Дядя жил на втором этаже нашего дома вместе с тетей, бабушкой и остальной родней. Существовали две фамильные версии, объясняющие его не вполне обычное состояние. По первой из них получалось, что это случилось с ним в детстве после болезни. Это была неинтересная и потому малоправдоподобная версия. По второй, которую распространяла тетка и в конце концов заглушила бабушкины воспоминания, оказывалось, что он в ранней юности упал с арабского скакуна.

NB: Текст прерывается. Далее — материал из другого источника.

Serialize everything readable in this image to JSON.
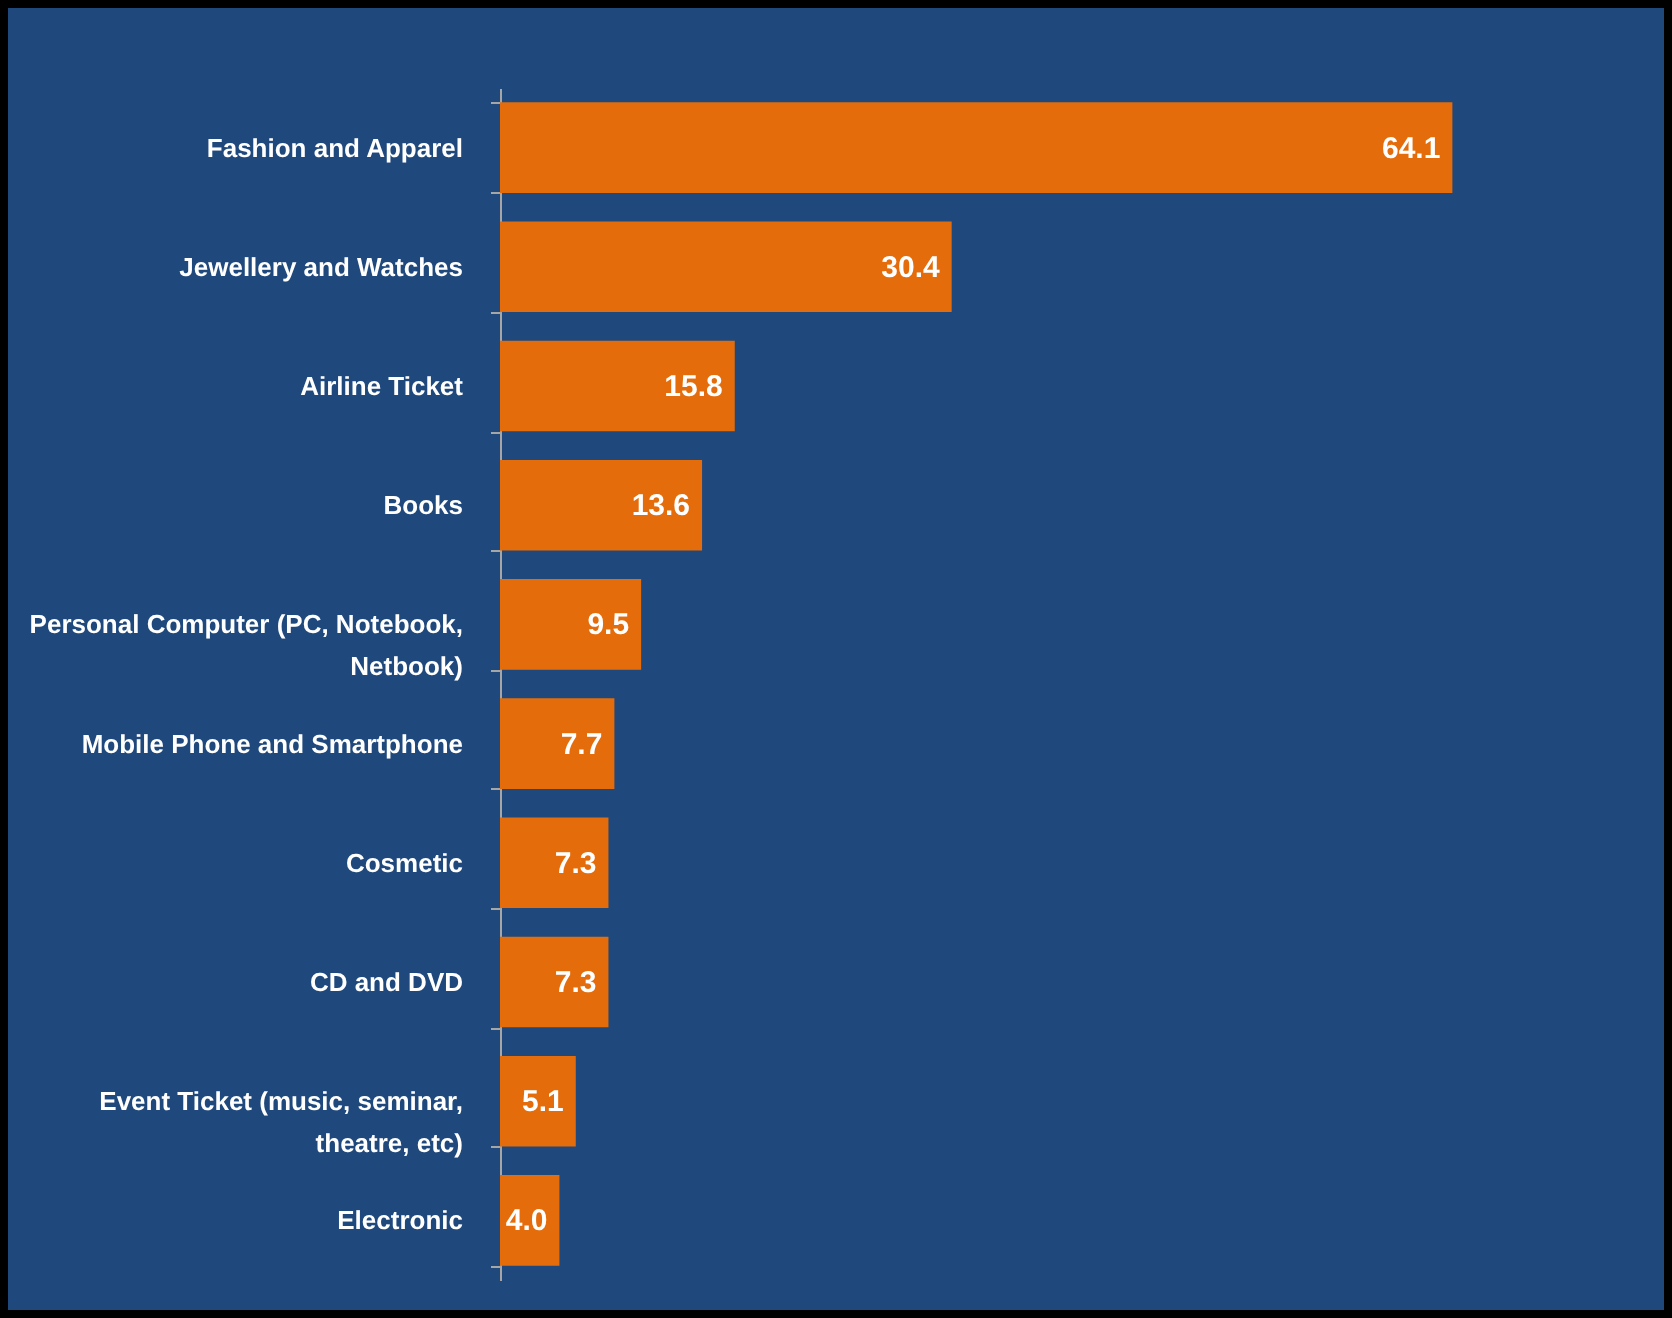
{
  "chart_data": {
    "type": "bar",
    "orientation": "horizontal",
    "categories": [
      "Fashion and Apparel",
      "Jewellery and Watches",
      "Airline Ticket",
      "Books",
      "Personal Computer (PC, Notebook, Netbook)",
      "Mobile Phone and Smartphone",
      "Cosmetic",
      "CD and DVD",
      "Event Ticket (music, seminar, theatre, etc)",
      "Electronic"
    ],
    "values": [
      64.1,
      30.4,
      15.8,
      13.6,
      9.5,
      7.7,
      7.3,
      7.3,
      5.1,
      4.0
    ],
    "value_labels": [
      "64.1",
      "30.4",
      "15.8",
      "13.6",
      "9.5",
      "7.7",
      "7.3",
      "7.3",
      "5.1",
      "4.0"
    ],
    "color": "#e46c0a"
  }
}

Тетя почему-то не любила, когда его называли сумасшедшим.
— Он не сумасшедший, — говорила она, — он душевнобольной.
Это звучало красиво, но непонятно. Тетя любила приукрашивать действительность, и это ей отчасти удавалось. Но все-таки он был настоящий сумасшедший, хотя и почти нормальный.
Обычно он никого не трогал. Сидел себе на скамеечке на балконе и пел песенки собственного сочинения. В основном это были романсы без слов.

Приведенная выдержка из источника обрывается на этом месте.